Alfabeta
- Categories: Cultural magazine; Literary magazine;
- Frequency: Monthly
- Publisher: Multhipla; Intrapresa;
- Founder: Nanni Balestrini
- First issue: May 1979
- Final issue: December 1988
- Country: Italy
- Based in: Milan
- Language: Italian
- OCLC: 145380283

= Alfabeta =

Monthly cultural and literary magazine in Italy (1979–1988)

alfabeta was a monthly cultural and literary magazine published between 1979 and 1988 in Milan, Italy. The magazine was the cultural landmark in the country during its existence.

==History and profile==
alfabeta was established in Milan by Nanni Balestrini in May 1979. It was originally published by Multhipla and then Intrapresa. The editorial board included Maria Corti, Umberto Eco, Francesco Leonetti, Antonio Porta, Pier Aldo Rovatti and Paolo Volponi.
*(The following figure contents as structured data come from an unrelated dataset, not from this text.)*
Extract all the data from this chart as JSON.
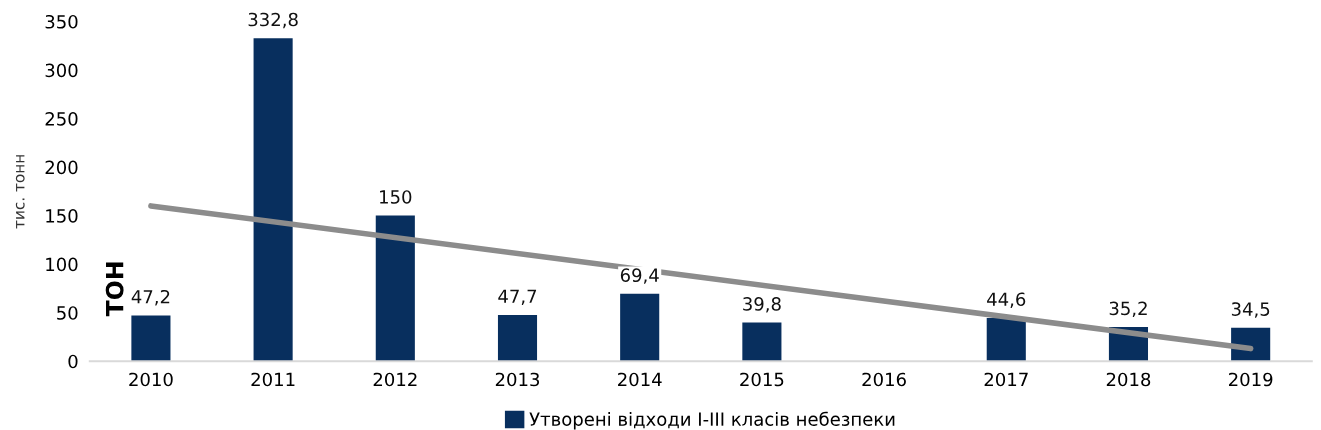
{
  "chart_data": {
    "type": "bar",
    "ylabel": "тис. тонн",
    "categories": [
      "2010",
      "2011",
      "2012",
      "2013",
      "2014",
      "2015",
      "2016",
      "2017",
      "2018",
      "2019"
    ],
    "series": [
      {
        "name": "Утворені відходи I-III класів небезпеки",
        "color": "#082f5e",
        "values": [
          47.2,
          332.8,
          150,
          47.7,
          69.4,
          39.8,
          null,
          44.6,
          35.2,
          34.5
        ],
        "value_labels": [
          "47,2",
          "332,8",
          "150",
          "47,7",
          "69,4",
          "39,8",
          null,
          "44,6",
          "35,2",
          "34,5"
        ]
      },
      {
        "type": "line",
        "color": "#8c8c8c",
        "values": [
          160,
          null,
          null,
          null,
          null,
          null,
          null,
          null,
          null,
          13
        ]
      }
    ],
    "annotations": [
      "ТОН"
    ],
    "ylim": [
      0,
      350
    ],
    "yticks": [
      0,
      50,
      100,
      150,
      200,
      250,
      300,
      350
    ],
    "grid": false,
    "legend": "bottom"
  }
}
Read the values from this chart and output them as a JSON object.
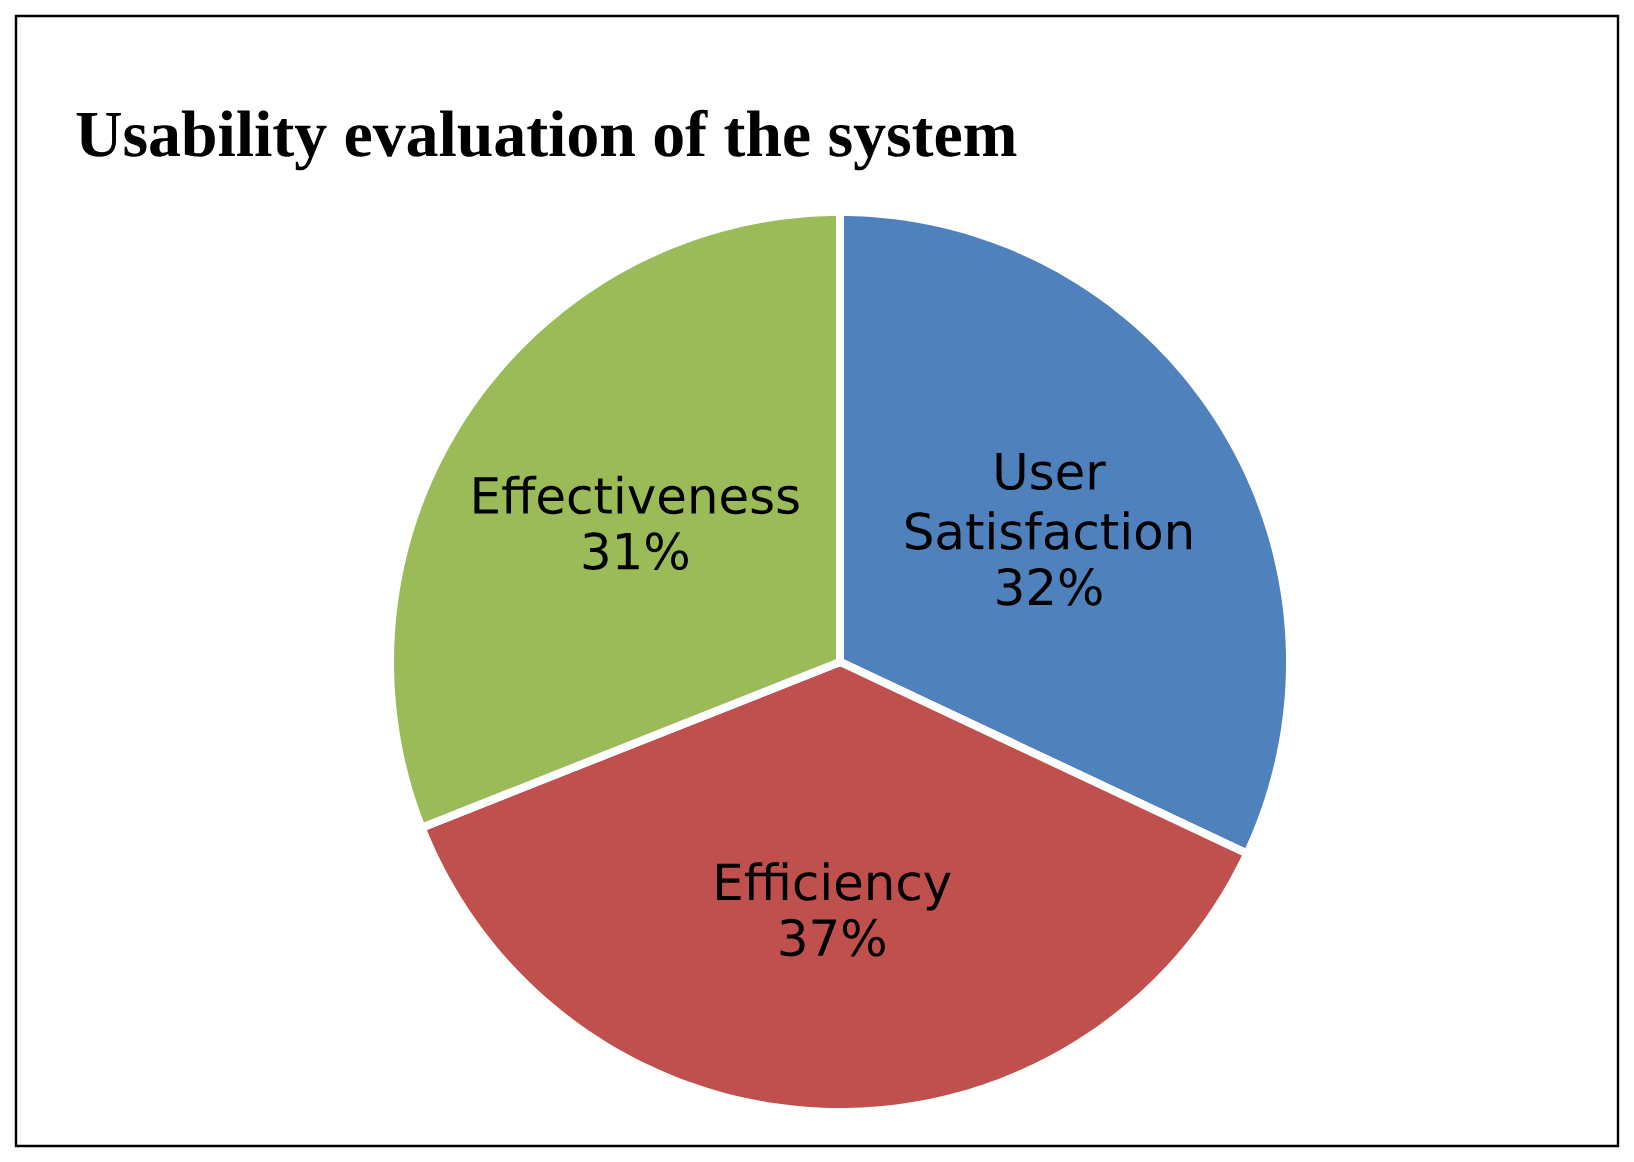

alfabeta produced in-depth articles about culture, philosophy and politics along with previews and reviews of books, contemporary art exhibitions, theatre shows and cinema. Poet Gian Mario Villalta started his career as a contributor to the magazine in 1986.

alfabeta ceased publication in 1988 and the last issue appeared in December that year. Its successor is alfabeta2, which was launched in 2010.